Joining a clinical trial is a medical decision that should always involve your treating physician. Each trial page on this site includes the eligibility criteria translated into plain English alongside the official clinical text, plus the contact information that the sponsor has registered with ClinicalTrials.gov. Bring the trial information to your doctor before reaching out — they can review the full inclusion and exclusion criteria against your medical history and help you decide whether to pursue screening.

What does the trial phase mean?

Phase 1 trials test safety and dosing in small groups (often 20–80 healthy volunteers or patients). Phase 2 trials evaluate efficacy and side effects in larger groups (100–300 patients with the target condition). Phase 3 trials confirm efficacy and monitor safety in the largest groups (300–3,000+ patients) and form the basis of an FDA approval submission. Phase 4 studies happen after a treatment is approved, monitoring long-term safety and effectiveness in real-world use. Some trials register without a phase — common for device, behavioral, or observational studies.

Where does this trial data come from?

All trial data is pulled directly from the ClinicalTrials.gov API v2, the official federal trial registry maintained by the National Library of Medicine at NIH. Under FDAAA 801, most U.S. drug and device trials are required to register, making ClinicalTrials.gov the most comprehensive source. Sponsors are responsible for keeping their listings current; trial status can shift between data refreshes.

How This Sponsor Page Is Built

Every count on this page is derived directly from ClinicalTrials.gov API v2 records.
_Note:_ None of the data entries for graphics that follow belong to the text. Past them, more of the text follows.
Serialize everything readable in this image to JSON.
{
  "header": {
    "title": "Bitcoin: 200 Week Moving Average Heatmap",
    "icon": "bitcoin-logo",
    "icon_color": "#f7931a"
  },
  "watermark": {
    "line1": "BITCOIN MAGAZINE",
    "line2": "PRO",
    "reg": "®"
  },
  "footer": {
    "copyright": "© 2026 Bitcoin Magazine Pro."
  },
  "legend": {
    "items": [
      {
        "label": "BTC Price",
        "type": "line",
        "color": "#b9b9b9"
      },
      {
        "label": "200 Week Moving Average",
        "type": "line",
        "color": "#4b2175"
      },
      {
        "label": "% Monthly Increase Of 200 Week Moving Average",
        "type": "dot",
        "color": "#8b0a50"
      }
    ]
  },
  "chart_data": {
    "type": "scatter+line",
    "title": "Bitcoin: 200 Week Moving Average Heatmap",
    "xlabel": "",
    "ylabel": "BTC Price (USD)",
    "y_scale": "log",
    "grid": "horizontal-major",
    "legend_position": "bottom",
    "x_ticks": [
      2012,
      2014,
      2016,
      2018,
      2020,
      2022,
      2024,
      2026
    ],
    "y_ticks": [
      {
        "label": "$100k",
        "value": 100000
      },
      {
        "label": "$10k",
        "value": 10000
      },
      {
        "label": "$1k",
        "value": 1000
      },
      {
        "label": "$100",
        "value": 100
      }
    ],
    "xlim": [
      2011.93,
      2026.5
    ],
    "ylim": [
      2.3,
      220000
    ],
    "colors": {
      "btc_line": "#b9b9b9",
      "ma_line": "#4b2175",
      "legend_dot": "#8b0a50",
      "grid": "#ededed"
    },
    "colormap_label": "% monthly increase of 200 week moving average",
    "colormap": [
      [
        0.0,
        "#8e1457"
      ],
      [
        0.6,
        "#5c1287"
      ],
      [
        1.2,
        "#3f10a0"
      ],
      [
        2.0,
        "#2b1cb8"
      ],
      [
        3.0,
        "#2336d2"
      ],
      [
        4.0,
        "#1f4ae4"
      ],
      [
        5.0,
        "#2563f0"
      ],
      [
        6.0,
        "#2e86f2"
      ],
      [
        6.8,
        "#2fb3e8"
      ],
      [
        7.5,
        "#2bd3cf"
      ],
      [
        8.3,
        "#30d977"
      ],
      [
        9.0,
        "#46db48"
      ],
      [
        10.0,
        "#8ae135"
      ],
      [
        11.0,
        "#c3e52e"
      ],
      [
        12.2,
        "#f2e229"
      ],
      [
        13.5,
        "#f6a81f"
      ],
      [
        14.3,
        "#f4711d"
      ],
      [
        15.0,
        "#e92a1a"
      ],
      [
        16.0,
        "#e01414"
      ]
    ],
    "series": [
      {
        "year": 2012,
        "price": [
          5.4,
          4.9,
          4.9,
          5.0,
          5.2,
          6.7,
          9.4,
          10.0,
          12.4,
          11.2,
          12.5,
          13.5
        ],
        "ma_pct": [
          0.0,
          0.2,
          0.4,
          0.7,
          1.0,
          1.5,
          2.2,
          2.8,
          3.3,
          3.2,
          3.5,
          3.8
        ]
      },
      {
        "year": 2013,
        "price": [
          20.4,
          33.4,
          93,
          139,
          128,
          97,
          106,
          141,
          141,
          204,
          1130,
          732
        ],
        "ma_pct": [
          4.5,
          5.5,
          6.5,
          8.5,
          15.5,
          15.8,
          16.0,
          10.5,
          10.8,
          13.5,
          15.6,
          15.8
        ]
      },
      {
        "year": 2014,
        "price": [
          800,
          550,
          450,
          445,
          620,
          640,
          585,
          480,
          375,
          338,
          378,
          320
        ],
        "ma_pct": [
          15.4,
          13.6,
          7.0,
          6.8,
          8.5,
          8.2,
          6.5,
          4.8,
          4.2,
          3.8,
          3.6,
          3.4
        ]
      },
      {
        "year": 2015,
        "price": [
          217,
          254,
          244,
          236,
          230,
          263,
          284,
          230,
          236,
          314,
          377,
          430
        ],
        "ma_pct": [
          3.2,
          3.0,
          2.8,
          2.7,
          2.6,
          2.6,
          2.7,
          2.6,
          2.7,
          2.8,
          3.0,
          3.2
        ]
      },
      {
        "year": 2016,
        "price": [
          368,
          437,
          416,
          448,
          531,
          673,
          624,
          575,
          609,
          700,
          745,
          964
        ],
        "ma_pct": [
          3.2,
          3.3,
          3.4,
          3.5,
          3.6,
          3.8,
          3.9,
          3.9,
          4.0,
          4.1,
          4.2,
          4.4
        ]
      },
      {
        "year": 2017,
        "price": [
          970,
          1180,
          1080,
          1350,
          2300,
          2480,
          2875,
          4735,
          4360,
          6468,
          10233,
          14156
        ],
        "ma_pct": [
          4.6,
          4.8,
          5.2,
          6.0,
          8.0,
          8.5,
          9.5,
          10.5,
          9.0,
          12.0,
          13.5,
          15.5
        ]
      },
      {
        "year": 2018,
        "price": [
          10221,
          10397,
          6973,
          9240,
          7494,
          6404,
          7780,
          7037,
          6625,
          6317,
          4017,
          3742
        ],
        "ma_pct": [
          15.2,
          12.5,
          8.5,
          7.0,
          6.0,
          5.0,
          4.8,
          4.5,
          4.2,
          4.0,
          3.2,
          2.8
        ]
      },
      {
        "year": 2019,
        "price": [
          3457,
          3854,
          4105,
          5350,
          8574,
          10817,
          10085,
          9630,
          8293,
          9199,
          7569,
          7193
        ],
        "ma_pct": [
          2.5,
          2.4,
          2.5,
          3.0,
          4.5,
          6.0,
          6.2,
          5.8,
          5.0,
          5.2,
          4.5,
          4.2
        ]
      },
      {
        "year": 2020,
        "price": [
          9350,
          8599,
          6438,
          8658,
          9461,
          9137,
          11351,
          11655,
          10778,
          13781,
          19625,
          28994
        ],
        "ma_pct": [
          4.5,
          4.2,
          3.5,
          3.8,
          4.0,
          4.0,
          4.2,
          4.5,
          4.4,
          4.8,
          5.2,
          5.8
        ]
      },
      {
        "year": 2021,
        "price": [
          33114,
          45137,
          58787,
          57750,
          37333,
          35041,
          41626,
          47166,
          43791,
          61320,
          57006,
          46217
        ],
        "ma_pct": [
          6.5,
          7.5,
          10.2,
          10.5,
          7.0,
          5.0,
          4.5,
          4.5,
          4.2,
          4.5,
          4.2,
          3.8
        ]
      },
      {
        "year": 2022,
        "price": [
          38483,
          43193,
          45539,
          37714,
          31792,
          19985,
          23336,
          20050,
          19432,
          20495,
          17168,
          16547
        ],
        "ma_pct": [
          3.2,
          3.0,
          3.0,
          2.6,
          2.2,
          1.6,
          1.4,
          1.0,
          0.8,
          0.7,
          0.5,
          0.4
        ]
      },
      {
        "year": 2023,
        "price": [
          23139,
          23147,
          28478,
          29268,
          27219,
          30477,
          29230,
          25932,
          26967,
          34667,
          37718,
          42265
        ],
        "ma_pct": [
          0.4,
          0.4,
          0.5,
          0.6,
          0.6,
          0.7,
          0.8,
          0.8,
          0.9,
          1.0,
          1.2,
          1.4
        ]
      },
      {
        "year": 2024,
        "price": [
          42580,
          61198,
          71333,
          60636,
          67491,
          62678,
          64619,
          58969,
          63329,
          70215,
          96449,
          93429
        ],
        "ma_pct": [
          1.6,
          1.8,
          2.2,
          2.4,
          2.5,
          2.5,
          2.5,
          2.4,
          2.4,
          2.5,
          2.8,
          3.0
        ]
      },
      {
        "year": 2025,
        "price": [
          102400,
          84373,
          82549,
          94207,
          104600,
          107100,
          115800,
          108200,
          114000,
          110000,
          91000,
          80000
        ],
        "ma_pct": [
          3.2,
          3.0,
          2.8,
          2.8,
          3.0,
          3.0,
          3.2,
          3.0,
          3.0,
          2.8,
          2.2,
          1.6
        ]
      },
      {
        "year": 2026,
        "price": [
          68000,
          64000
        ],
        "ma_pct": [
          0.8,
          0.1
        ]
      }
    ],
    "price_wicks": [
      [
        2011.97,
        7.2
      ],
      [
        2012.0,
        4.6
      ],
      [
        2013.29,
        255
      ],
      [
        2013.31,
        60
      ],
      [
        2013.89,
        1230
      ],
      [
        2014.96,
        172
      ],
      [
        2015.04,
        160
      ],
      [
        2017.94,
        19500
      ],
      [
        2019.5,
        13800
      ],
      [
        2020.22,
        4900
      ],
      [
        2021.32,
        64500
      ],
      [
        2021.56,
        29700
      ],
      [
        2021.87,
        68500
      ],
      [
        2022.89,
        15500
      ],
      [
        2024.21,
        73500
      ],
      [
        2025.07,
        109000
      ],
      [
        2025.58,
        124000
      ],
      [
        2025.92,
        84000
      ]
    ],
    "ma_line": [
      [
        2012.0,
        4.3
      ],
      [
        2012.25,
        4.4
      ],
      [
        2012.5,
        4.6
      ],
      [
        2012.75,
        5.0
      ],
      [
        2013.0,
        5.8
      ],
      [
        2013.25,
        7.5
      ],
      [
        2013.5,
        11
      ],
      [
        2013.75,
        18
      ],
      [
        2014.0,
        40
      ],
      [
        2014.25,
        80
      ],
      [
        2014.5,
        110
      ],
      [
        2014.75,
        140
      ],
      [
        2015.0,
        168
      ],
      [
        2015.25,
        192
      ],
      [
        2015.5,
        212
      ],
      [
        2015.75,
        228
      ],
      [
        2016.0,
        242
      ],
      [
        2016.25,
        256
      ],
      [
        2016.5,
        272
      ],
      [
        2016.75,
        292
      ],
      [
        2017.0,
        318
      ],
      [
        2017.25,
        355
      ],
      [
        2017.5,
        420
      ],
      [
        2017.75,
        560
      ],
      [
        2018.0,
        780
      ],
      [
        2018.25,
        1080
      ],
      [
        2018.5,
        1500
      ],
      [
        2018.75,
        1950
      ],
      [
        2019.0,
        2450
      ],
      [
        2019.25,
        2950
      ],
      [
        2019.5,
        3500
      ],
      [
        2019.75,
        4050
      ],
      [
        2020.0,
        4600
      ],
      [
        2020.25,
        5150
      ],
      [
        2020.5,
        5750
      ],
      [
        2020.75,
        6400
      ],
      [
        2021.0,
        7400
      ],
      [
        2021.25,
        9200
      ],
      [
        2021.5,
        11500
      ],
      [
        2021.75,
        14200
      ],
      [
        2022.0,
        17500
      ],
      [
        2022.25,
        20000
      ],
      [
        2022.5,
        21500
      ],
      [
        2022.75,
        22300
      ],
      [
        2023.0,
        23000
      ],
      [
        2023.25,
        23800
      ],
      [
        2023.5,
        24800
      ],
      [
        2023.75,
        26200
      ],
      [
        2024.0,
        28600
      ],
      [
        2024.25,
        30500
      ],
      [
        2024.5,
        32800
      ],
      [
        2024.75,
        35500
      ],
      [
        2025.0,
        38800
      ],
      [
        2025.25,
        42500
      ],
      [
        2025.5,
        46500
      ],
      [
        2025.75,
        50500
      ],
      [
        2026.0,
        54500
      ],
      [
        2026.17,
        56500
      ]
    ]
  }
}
Trial counts include all trials currently registered to this sponsor; the recruiting count reflects trials with status "Recruiting" or equivalent. Plain-English eligibility translations on each linked trial page preserve the original clinical text alongside an accessible version. Read the full methodology for the data pipeline and limitations.

Source: ClinicalTrials.gov API v2, maintained by the National Library of Medicine at NIH. Public domain. Cite as: "TrialFinderData. Data: ClinicalTrials.gov."

Medical disclaimer: This page is informational, not medical advice. Talk to your doctor about whether a clinical trial is right for you.

Last updated 2026-05-08 · 6 trials tracked for Biogen.

For this entity, the underlying data on this page comes from the NIH ClinicalTrials.gov registry. The breakdown above is the federal record; the paragraphs below add the per-entity context that makes the headline numbers usable for a real decision rather than just a data lookup.

The methodology behind every numeric value on this page is publicly documented on the the NIH ClinicalTrials.gov registry portal and described in detail on this site’s methodology page. Refresh cadence varies by underlying series; the page surfaces the as-of date for each number so readers can trace any figure back to the source release.

For readers using this page as a decision input, the related-entity pages elsewhere on the site provide the comparison set. The most useful comparison for this entity is typically a peer within active and historical clinical trials with similar size, similar exposure, or similar geography — not the national-level summary alone.